I met an extraordinary young man yesterday. His name is John David.
John David suffers from brain damage, apparently a result of having been born ten weeks prematurely. He has had both brain surgery and heart surgery. He wears a complicated hearing aid system to combat his near-deafness.
John David is one of the most articulate people I have met. His father, a nuclear physicist, is one of the smartest people I have ever known - John David's IQ outstrips his father's by 20 points.
Within seconds of meeting me, John David engaged me in a complicated conversation. He reads on the level of a college freshman.
John David just turned eight years old.
John David proudly explained to me that he is getting ready for adenoid and tonsil surgery, which will be (I think) his seventh operation, and proclaimed that he is a "surgery veteran" and is ready for the next one.
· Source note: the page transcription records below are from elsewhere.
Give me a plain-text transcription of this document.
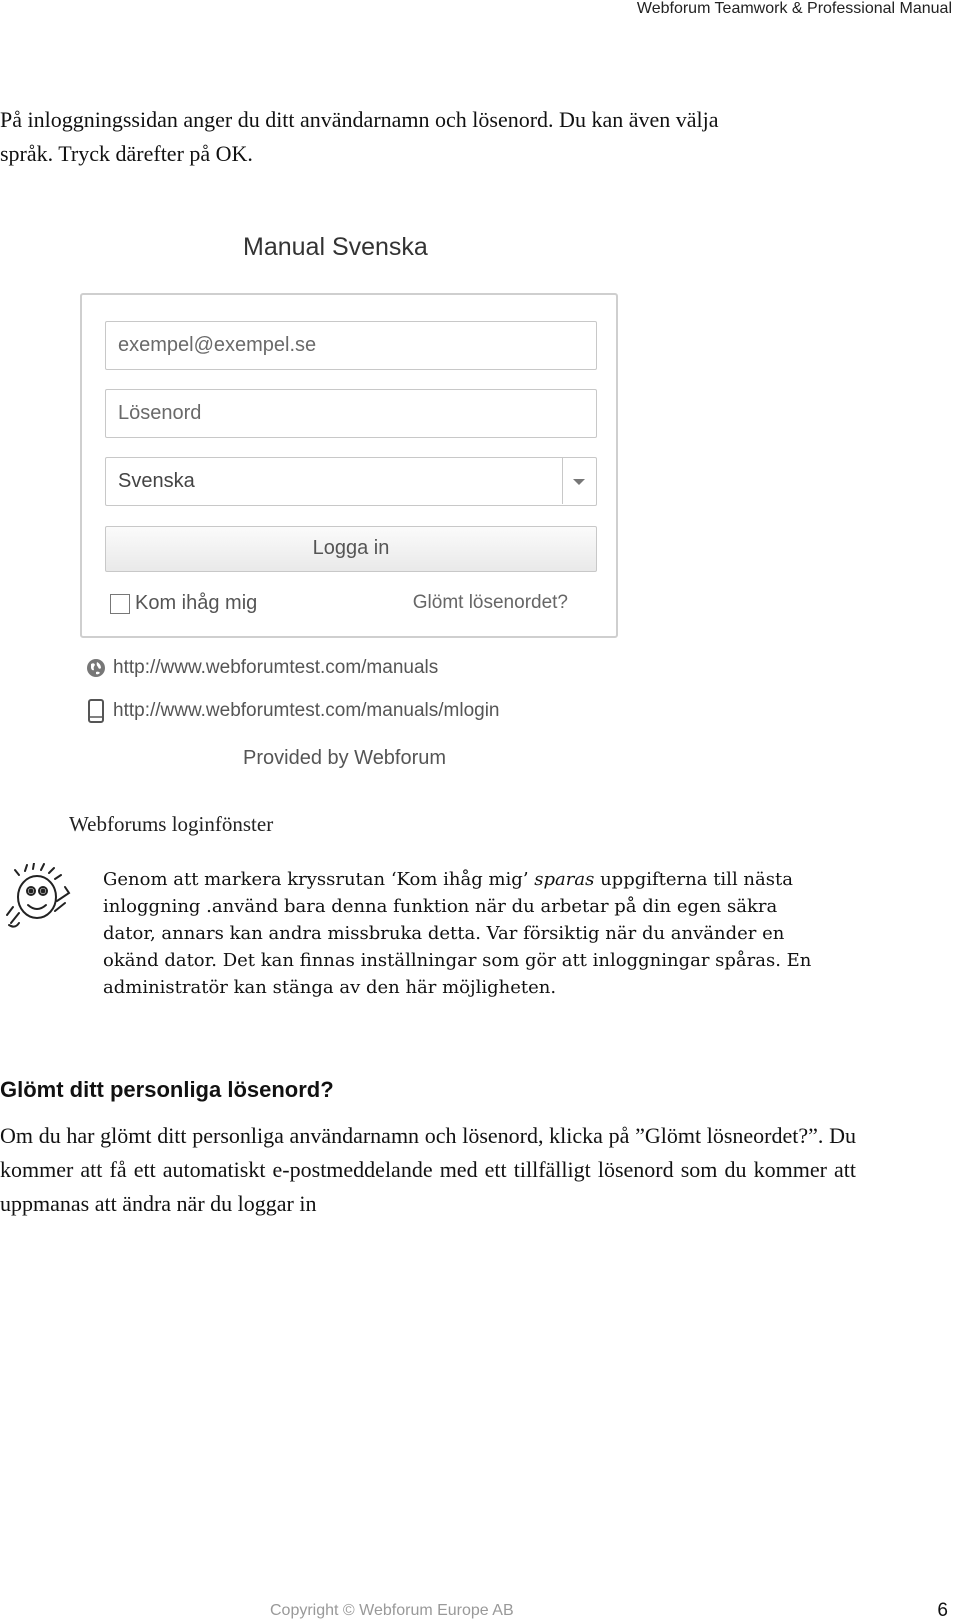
Webforum Teamwork & Professional Manual
På inloggningssidan anger du ditt användarnamn och lösenord. Du kan även välja
språk. Tryck därefter på OK.
Manual Svenska
exempel@exempel.se
Lösenord
Svenska
Logga in
Kom ihåg mig	Glömt lösenordet?
http://www.webforumtest.com/manuals
http://www.webforumtest.com/manuals/mlogin
Provided by Webforum
Webforums loginfönster
Genom att markera kryssrutan ‘Kom ihåg mig’ sparas uppgifterna till nästa inloggning .använd bara denna funktion när du arbetar på din egen säkra dator, annars kan andra missbruka detta. Var försiktig när du använder en okänd dator. Det kan finnas inställningar som gör att inloggningar spåras. En administratör kan stänga av den här möjligheten.
Glömt ditt personliga lösenord?

Om du har glömt ditt personliga användarnamn och lösenord, klicka på ”Glömt lösneordet?”. Du kommer att få ett automatiskt e-postmeddelande med ett tillfälligt lösenord som du kommer att uppmanas att ändra när du loggar in

Copyright © Webforum Europe AB	6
What struck me most about meeting this remarkable little boy is how God blesses in unpredictable packages. I know that John David's life has been an incredible challenge to his family - financially, emotionally, stamina-wise, and spiritually. I know there were weeks ... months ... years that had to be filled with questions - to be fair, his parents have expressed none of that to me, so maybe I am projecting. Maybe they dealt with the situation with proper aplomb from Day One. Let me rephrase to say that I think that I would deal with such a situation with questions, and I am sure with a little anger. But since I have not walked in those shoes, it is dangerous for me to project.
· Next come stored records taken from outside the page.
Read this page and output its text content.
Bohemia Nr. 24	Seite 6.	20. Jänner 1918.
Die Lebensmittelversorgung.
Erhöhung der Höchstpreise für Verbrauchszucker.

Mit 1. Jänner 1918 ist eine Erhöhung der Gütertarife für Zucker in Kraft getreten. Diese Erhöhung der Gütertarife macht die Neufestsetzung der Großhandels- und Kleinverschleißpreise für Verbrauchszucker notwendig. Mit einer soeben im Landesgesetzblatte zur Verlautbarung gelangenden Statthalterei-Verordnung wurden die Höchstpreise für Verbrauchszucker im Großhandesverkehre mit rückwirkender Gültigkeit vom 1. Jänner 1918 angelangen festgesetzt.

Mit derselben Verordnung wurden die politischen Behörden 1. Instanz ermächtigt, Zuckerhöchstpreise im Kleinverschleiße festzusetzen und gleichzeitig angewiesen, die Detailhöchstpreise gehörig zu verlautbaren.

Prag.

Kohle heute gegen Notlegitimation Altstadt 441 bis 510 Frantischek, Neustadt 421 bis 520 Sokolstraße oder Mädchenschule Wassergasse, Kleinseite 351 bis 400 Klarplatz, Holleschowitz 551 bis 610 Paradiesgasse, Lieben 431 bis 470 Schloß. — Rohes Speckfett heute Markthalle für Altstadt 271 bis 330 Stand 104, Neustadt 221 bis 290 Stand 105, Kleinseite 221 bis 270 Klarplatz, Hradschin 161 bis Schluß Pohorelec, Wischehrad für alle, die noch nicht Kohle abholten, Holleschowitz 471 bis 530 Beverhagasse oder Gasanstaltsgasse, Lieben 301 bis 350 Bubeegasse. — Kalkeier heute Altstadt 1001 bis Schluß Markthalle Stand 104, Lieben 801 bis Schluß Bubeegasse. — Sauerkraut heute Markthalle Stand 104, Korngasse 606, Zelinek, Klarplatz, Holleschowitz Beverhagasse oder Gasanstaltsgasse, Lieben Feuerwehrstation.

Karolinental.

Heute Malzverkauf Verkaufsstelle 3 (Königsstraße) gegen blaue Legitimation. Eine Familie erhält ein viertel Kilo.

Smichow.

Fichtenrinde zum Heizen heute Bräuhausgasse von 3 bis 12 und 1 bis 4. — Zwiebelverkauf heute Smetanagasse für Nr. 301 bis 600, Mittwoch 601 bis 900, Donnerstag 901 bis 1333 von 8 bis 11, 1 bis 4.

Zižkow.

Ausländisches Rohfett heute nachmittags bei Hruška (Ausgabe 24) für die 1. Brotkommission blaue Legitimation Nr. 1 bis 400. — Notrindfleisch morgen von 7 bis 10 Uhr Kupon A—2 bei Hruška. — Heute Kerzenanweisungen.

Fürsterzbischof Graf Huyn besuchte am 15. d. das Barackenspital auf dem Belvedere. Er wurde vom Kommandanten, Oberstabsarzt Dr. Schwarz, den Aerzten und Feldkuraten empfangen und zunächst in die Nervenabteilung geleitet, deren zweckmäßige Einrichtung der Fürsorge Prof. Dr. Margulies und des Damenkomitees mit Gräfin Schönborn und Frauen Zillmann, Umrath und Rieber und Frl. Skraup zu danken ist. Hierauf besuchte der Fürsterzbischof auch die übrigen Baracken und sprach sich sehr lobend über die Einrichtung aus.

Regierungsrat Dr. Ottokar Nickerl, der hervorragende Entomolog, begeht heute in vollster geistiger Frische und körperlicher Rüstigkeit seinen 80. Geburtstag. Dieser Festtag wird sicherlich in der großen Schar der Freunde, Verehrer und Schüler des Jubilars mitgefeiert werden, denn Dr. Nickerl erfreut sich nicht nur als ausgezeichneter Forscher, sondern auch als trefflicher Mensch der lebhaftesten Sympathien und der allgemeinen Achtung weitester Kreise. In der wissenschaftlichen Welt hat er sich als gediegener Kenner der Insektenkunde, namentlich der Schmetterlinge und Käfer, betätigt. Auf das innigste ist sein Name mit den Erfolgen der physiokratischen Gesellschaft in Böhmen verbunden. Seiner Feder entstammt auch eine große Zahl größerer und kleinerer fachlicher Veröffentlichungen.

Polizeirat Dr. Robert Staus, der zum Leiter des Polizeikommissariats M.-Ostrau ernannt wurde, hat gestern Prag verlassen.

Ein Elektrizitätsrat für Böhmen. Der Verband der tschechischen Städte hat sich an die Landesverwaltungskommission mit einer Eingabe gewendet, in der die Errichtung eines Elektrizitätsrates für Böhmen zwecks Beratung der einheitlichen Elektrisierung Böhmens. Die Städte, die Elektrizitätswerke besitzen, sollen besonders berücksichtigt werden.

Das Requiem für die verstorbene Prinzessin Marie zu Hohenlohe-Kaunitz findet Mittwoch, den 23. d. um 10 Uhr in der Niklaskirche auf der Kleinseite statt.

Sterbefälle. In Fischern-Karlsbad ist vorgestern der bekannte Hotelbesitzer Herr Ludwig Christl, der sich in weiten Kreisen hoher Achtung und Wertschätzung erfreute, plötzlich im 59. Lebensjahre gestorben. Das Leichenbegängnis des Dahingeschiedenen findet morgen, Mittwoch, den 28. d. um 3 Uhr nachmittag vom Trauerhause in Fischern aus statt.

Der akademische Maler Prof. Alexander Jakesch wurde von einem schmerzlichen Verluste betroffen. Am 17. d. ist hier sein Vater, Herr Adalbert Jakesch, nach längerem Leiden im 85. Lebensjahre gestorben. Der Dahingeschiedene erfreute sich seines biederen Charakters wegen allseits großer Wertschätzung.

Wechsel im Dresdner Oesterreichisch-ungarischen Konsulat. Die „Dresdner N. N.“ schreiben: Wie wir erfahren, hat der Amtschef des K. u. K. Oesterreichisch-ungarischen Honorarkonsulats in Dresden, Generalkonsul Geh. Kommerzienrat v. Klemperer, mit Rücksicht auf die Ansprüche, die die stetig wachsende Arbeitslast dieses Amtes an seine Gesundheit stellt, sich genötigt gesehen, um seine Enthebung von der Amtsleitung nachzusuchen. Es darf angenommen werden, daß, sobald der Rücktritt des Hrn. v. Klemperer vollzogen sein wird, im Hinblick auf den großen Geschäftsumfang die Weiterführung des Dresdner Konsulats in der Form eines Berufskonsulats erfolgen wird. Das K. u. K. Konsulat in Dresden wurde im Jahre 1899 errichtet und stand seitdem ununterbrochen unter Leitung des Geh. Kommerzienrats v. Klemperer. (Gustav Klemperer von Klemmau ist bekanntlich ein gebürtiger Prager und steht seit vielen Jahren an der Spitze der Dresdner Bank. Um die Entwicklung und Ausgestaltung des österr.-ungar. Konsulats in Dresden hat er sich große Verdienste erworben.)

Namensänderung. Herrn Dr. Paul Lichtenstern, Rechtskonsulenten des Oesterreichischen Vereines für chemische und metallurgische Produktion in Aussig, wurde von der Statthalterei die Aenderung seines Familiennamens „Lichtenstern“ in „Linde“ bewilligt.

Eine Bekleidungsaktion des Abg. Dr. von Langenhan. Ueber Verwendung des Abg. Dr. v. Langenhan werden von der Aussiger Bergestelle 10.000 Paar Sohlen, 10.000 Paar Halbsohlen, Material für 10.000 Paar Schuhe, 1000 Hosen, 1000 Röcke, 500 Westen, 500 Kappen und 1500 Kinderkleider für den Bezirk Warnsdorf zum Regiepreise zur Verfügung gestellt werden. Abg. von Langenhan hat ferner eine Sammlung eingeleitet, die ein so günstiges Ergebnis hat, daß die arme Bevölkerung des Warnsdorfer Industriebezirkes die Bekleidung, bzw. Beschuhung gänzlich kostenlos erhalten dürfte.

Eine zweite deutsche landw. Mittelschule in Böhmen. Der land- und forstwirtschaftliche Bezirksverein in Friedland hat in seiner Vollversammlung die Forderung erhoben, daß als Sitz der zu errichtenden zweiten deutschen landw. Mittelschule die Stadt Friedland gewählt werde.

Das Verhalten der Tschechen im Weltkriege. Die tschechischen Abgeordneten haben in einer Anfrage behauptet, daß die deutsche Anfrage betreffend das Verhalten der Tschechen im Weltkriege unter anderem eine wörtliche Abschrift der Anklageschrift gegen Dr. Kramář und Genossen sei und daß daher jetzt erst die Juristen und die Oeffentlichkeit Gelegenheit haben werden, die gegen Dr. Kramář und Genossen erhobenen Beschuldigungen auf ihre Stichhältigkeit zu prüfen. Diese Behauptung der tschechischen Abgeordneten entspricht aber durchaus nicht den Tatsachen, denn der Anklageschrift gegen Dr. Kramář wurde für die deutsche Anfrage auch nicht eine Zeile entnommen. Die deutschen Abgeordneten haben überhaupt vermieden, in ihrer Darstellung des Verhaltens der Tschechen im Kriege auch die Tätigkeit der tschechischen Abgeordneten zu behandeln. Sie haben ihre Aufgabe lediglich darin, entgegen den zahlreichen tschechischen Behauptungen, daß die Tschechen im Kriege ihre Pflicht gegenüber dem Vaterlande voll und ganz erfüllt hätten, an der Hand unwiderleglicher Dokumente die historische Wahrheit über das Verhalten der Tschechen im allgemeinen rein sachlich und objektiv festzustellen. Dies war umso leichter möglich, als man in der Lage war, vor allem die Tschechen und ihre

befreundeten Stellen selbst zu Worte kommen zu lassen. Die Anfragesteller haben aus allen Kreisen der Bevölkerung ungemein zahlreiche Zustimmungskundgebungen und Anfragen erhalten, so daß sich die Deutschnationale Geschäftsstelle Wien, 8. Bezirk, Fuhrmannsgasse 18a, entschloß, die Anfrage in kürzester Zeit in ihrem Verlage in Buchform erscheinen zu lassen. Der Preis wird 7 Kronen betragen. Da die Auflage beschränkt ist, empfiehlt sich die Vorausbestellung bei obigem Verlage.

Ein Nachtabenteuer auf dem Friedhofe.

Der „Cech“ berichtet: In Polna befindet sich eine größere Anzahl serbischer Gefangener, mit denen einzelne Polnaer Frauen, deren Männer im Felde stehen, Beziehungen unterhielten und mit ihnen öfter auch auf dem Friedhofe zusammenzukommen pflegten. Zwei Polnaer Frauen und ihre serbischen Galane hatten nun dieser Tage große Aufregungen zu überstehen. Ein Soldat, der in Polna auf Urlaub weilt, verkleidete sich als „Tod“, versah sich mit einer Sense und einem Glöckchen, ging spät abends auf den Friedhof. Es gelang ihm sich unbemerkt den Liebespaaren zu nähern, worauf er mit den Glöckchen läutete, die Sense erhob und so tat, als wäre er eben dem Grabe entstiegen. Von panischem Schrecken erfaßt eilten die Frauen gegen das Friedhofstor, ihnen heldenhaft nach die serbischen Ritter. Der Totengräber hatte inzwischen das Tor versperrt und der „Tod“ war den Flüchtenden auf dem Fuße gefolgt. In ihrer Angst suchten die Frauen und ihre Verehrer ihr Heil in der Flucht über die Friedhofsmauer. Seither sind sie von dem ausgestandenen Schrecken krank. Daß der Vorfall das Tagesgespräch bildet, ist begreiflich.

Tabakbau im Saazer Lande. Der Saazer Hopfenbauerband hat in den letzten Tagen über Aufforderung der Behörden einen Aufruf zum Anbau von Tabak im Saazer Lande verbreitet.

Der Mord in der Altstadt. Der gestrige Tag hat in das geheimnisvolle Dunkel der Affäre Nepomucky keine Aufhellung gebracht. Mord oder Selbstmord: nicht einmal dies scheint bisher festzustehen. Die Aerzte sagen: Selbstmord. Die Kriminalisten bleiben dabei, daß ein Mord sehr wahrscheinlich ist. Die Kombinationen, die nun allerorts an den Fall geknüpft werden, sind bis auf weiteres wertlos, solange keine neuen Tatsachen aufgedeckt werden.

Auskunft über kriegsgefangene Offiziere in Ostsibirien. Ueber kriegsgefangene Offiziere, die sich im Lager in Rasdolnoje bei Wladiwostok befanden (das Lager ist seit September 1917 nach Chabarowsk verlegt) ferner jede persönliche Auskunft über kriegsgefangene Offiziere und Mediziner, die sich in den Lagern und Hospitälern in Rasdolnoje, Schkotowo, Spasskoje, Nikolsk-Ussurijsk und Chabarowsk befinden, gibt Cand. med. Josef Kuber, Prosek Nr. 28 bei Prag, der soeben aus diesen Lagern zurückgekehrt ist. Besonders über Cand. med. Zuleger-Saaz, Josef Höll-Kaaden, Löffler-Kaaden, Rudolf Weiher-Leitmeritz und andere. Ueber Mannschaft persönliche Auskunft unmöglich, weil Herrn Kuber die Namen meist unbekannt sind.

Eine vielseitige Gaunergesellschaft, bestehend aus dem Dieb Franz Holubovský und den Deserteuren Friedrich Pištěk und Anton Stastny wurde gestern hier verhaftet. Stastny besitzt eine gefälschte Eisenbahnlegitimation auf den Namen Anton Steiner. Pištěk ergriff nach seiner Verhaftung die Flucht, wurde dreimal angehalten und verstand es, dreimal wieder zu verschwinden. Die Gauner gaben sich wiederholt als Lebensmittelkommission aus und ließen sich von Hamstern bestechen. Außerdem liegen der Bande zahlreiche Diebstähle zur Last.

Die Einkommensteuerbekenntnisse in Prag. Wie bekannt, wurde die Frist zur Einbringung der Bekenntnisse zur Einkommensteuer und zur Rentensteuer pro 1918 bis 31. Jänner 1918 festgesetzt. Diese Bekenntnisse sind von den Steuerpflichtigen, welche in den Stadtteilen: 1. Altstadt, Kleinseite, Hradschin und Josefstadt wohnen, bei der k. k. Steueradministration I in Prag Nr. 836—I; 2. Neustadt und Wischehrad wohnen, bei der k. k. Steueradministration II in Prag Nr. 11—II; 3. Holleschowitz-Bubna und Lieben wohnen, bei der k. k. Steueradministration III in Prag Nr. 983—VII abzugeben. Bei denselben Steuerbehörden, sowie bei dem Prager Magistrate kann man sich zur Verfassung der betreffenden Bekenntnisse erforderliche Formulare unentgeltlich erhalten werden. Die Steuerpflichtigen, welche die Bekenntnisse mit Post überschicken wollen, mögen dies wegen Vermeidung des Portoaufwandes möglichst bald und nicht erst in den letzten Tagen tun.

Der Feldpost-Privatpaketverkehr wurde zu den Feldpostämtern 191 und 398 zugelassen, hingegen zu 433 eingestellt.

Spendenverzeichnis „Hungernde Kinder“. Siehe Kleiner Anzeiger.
But past whatever questions they had, beyond the emotions and the stress and the surgeries and the uncertainties, there is John David. He is incredible. He is smart and articulate and happy. I am confident he will make amazing contributions to this world. Oh, he still has surgeries and therapy ahead. He still faces the stigmas attached to being "different", and he will have to learn how to grow up in a world with kids who do not understand his challenges.
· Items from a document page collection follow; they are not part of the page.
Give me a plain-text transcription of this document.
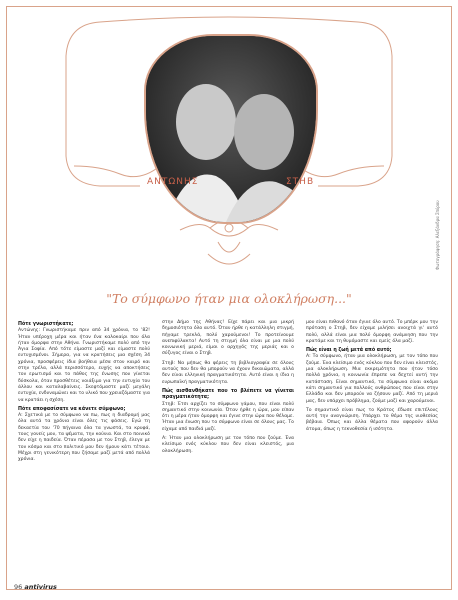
ΑΝΤΩΝΗΣ	ΣΤΗΒ
Φωτογράφηση: Αλεξάνδρα Σπύρου
"Το σύμφωνο ήταν μια ολοκλήρωση..."
Πότε γνωριστήκατε;

Αντώνης: Γνωριστήκαμε πριν από 34 χρόνια, το '82! Ήταν υπέροχη μέρα και ήταν ένα καλοκαίρι που όλα ήταν όμορφα στην Αθήνα. Γνωριστήκαμε πολύ από την Άγια Σοφία. Από τότε είμαστε μαζί και είμαστε πολύ ευτυχισμένοι. Σήμερα, για να κρατήσεις μια σχέση 34 χρόνια, προσφέρεις ίδια βοήθεια μέσα στον καιρό και στην τρέλα, αλλά περισσότερο, ευχής να αποκτήσεις τον ερωτισμό και το πάθος της ένωσης που γίνεται δύσκολα, όταν προσθέτεις νοιάξιμο για την ευτυχία του άλλου και καταλαβαίνεις. Σκεφτόμαστε μαζί μεγάλη ευτυχία, ενδυναμώνει και το υλικό που χρειαζόμαστε για να κρατάει η σχέση.

Πότε αποφασίσατε να κάνετε σύμφωνο;

Α: Σχετικά με το σύμφωνο να πω, πως η διαδρομή μας όλα αυτά τα χρόνια είναι όλες τις φάσεις. Εγώ τη δεκαετία του '70 πήγαινα όλα τα γνωστά, τα κρυφά, τους γονείς μου, τα ψέματα, την κούνια. Και στο ποινικό δεν είχε η παιδεία. Όταν πέρασα με τον Στηβ, έλεγα με τον κόσμο και στο πολιτικό μου δεν ήμουν κάτι τέτοιο. Μέχρι στη γενικότερη που ζήσαμε μαζί μετά από πολλά χρόνια.

στην Δήμο της Αθήνας! Είχε πάρει και μια μικρή δημοσιότητα όλο αυτό. Όταν ήρθε η κατάλληλη στιγμή, πήγαμε τρεκλά, πολύ χαρούμενοι! Το προτείνουμε ανεπιφύλακτα! Αυτό τη στιγμή όλα είναι με μια πολύ κοινωνική μεριά, είμαι ο αρχηγός της μεριάς και ο σύζυγος είναι ο Στηβ.

Στηβ: Να μήπως θα φέρεις τη βιβλιογραφία σε όλους αυτούς που δεν θα μπορούν να έχουν δικαιώματα, αλλά δεν είναι ελληνική πραγματικότητα. Αυτό είναι η ίδια η ευρωπαϊκή πραγματικότητα.

Πώς αισθανθήκατε που το βλέπετε να γίνεται πραγματικότητα;

Στηβ: Έτσι αρχίζει το σύμφωνο γάμου, που είναι πολύ σημαντικό στην κοινωνία. Όταν ήρθε η ώρα, μου είπαν ότι η μέρα ήταν όμορφη και έγινε στην ώρα που θέλαμε. Ήταν μια ένωση που το σύμφωνο είναι σε όλους μας. Το είχαμε από παιδιά μαζί.

Α: Ήταν μια ολοκλήρωση με τον τόπο που ζούμε. Ένα κλείσιμο ενός κύκλου που δεν είναι κλειστός, μια ολοκλήρωση.

μου είναι πιθανό όταν έγινε όλο αυτό. Το μπέρκ μου την πρόταση ο Στηβ, δεν είχαμε μιλήσει ανοιχτά γι' αυτό πολύ, αλλά είναι μια πολύ όμορφη ανάμνηση που την κρατάμε και τη θυμόμαστε και εμείς όλα μαζί.

Πώς είναι η ζωή μετά από αυτό;

Α: Το σύμφωνο, ήταν μια ολοκλήρωση, με τον τόπο που ζούμε. Ένα κλείσιμο ενός κύκλου που δεν είναι κλειστός, μια ολοκλήρωση. Μια εκκρεμότητα που ήταν τόσο πολλά χρόνια, η κοινωνία έπρεπε να δεχτεί αυτή την κατάσταση. Είναι σημαντικό, τα σύμφωνα είναι ακόμα κάτι σημαντικό για πολλούς ανθρώπους που είναι στην Ελλάδα και δεν μπορούν να ζήσουν μαζί. Από τη μεριά μας, δεν υπάρχει πρόβλημα, ζούμε μαζί και χαρούμενοι.

Το σημαντικό είναι πως το Κράτος έδωσε επιτέλους αυτή την αναγνώριση. Υπάρχει το θέμα της υιοθεσίας βέβαια. Όπως και άλλα θέματα που αφορούν άλλα άτομα, όπως η τεκνοθεσία ή ισότητα.

96 antivirus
I am going to make a leap now. It is an unfair comparison for John David, and please don't try to read too much into it.
Today is Good Friday. The singular worst event of human history has been christened "Good" by historians, because the most incredible blessing of all time arose out of that terrible event. If ever there was an unexpected package, this was it. The sky grew dark for three hours. At three o'clock, Jesus cried out in a loud voice (quoting the twenty-second Psalm), "Eloi Eloi, lama sabachtani?", which means, "My God, My God, why have you forsaken me?" The rocks split and the temple curtain was torn in two. The Son of God literally died at the hands of those whom He had come to save.
It gets no worse than that.
And yet, of course, Easter Sunday is coming, and the grandest victory imagineable awaits.
John David is not perfect... he is not Jesus, and what he has gone through is not a crucifixion. I understand that I am using hyperbole.
But I think that his parents must have had a Psalm 22 moment once or twice, a time of wondering (whether aloud or quietly), whether God's face was turned away. John David could have refused to do the hard work it has taken to learn to walk and to face yet another test in another hospital room. Still, I think, as they have gone through yet another surgery and another therapy, they have had Easter moments as they see how God is bringing them through to see a life that must have been unimagineable.
Resurrection is the ultimate blessing from the most unexpected package.
I am glad to know John David. He reminds me that God is at work through the darkness.